Integral of discrete function

Question

I started learning Discrete Fourier Transform. I'm not sure how they do translation from continuing transform to discrete transform. I attach appropriate link.
page 1. Translation from continuous transform to the discrete using property of the discrete function.

We could regard each sample $f[k]$ as an impulse having area $f[k]$. Then, since the integrand exists only at the sample points, $$ \begin{split} F(j\omega) &= \int_0^{(N-1)T} f(t)e^{-j\omega t} dt \\ &= f[0]e^{-j0} + f[1]e^{-j\omega T} + \ldots + f(N-1) e^{-j\omega (N-1)T} \\ &= \sum_{k=0}^{N-1} f[k] e^{-j\omega k T} \end{split} $$

I wonder if they are correct.

Answer 1

I don't know if this is the reply you are looking for, but I've found it useful (in improving my intuition) when learning probabilities and Fourier transforms to bring up analogies between "discrete calculus" and "continuous calculus".

Our base spaces for the sake of example are $N \to R$ (real sequences) and $R \to R$ (real functions).

a) For each, you have a derivative:

• $u'(n) = u_{n+1} - u_{n} = \frac{u(n+\Delta n) - u(n)}{\Delta n}$ where $\Delta n = 1$ is the input "increment". You get similar properties, ie, your sequence is increasing iff $u'(n) > 0$.

• $f'(x) = \lim_{\Delta x \to 0} \frac{f(x+\Delta x) - f(x)}{\Delta x}$, where $\Delta x$ is also some "increment" (although for the continuous case the word is ambiguous), arbitrarily close to 0. You could think of it as the "hyperreal" number $\epsilon$, a number such that for every non-zero positive real number $x$, $0 < \epsilon <x$. It's generally written $dx$ rather than $\Delta x$ in the continuous case.

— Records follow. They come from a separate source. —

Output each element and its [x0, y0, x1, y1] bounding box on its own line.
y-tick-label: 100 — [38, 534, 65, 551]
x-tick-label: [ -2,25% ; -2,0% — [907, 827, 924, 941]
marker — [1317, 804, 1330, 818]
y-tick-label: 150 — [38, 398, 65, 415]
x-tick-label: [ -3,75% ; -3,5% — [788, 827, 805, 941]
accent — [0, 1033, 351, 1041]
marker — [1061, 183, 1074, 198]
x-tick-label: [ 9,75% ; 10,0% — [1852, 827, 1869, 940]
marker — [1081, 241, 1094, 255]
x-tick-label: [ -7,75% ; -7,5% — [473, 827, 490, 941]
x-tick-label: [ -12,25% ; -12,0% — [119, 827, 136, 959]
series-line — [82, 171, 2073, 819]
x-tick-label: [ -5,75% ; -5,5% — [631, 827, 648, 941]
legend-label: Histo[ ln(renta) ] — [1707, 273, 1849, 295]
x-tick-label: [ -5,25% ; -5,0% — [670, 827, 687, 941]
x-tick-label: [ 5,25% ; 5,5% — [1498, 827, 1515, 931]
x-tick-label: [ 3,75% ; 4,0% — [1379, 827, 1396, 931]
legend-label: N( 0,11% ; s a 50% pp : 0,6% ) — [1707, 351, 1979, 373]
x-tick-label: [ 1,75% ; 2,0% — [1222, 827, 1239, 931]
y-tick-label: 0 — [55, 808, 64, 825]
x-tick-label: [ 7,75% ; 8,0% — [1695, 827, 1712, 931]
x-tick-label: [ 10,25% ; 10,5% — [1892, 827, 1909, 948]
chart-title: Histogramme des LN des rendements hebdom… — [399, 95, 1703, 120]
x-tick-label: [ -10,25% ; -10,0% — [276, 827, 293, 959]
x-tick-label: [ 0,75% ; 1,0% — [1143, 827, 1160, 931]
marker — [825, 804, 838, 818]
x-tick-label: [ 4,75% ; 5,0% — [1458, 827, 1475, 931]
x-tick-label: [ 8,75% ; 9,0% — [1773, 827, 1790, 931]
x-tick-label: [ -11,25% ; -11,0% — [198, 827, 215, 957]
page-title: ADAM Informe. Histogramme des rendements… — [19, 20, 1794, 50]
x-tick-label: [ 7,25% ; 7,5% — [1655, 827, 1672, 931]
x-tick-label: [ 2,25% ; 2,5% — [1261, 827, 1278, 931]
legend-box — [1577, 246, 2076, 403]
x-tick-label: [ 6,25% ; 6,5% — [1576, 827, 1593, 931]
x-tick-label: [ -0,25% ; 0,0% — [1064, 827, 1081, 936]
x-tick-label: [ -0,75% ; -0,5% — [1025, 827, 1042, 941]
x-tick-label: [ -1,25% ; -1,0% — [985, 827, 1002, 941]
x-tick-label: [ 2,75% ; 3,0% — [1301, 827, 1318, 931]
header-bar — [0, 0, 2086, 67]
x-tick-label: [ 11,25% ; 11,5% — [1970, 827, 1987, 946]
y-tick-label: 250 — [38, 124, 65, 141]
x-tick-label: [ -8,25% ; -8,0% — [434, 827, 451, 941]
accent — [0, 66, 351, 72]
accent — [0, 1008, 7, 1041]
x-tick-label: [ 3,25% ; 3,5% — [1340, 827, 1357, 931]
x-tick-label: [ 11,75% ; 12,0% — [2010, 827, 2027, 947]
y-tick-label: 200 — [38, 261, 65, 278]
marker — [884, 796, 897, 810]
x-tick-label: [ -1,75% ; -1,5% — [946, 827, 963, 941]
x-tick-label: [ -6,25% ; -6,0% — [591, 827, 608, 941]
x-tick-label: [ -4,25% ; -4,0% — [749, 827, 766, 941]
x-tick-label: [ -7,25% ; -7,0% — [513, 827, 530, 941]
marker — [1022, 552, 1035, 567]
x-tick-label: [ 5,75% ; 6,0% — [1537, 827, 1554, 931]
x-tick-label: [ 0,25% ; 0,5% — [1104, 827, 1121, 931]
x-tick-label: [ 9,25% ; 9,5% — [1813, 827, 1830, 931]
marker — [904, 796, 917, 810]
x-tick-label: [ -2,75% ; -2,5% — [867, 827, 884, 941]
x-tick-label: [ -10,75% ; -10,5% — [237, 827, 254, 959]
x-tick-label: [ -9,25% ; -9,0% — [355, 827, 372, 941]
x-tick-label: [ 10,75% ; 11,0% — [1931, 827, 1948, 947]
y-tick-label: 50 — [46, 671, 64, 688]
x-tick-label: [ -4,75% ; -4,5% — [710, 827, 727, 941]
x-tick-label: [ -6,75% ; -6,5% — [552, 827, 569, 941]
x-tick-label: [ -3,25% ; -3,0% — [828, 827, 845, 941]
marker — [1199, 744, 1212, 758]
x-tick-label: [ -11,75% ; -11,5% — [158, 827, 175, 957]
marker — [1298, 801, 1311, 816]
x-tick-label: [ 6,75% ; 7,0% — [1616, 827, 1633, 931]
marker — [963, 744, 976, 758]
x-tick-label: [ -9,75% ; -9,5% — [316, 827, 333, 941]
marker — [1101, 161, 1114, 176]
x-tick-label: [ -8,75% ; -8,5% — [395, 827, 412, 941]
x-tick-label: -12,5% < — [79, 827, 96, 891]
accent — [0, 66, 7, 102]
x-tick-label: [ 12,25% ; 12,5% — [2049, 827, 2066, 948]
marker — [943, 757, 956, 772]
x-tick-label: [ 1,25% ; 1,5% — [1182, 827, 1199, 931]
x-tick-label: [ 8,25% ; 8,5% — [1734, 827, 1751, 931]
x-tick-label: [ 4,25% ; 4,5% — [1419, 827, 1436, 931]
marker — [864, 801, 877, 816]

b) Both also have an integral:

• $U(n) = \sum_{i = a}^{i = n} u(i) + C_a$, such that $U'(n) = u(n)$. Do note that you can very well define sequences (functions) from $Z \to R$ and have negative values for $n$. Also note that the constant $C_a$ is also present here and you have an analogy of the fundamental theorem of calculus you can use (look up "telescoping sums": https://mathworld.wolfram.com/TelescopingSum.html ).

• $F(x) = \int_{t=a}^{t=x} f(t) dt + C_a$, such that $F'(x) = f(x)$. You'll notice that the Riemann integral is technically defined as a limit starting from a discrete integral. $\int_{t=a}^{t=b} f(t) dt = \lim_{n \to \infty} \sum_{k=1}^{k=n} \Delta t * f(a + k\Delta t)$, where $\Delta t = \frac{b - a}{n} \to 0$ when $n \to \infty$. This is similar to understanding the continuous derivative as a limit starting from the discrete one.

c) And finally both lead to differential equations; one fundamental example:

• $u'(n) = \alpha u(n) \Leftrightarrow u(n+1) - u(n) = \alpha u(n) \Leftrightarrow u(n+1) = (\alpha + 1) u(n)$, a geometric series with solution $C(\alpha + 1)^n$, where $C = u_0$ is defined from the initial conditions. Do note that for $\alpha = 1$, $u(0) = 1$ you get that "the function which is its own discrete derivative is $2^n$ ", and $2$ is thus the discrete equivalent of $e$.
• $f'(x) = a f(x)$ has the famous solution $Ce^{ax}$, with $C$ being defined like $u_0$ from initial conditions. More specifically, if we know the solution to our differential equation verifies $f(x_0) = Ce^{ax_0} = y_0$ for some specific input $x_0$, then $C = y_0e^{-ax_0}$ and the solution can be written $y_0e^{a(x - x_0)}$. For $a = 1$, $f(0) = 1$, you get the classical exponential, "the function which is its own continuous derivative".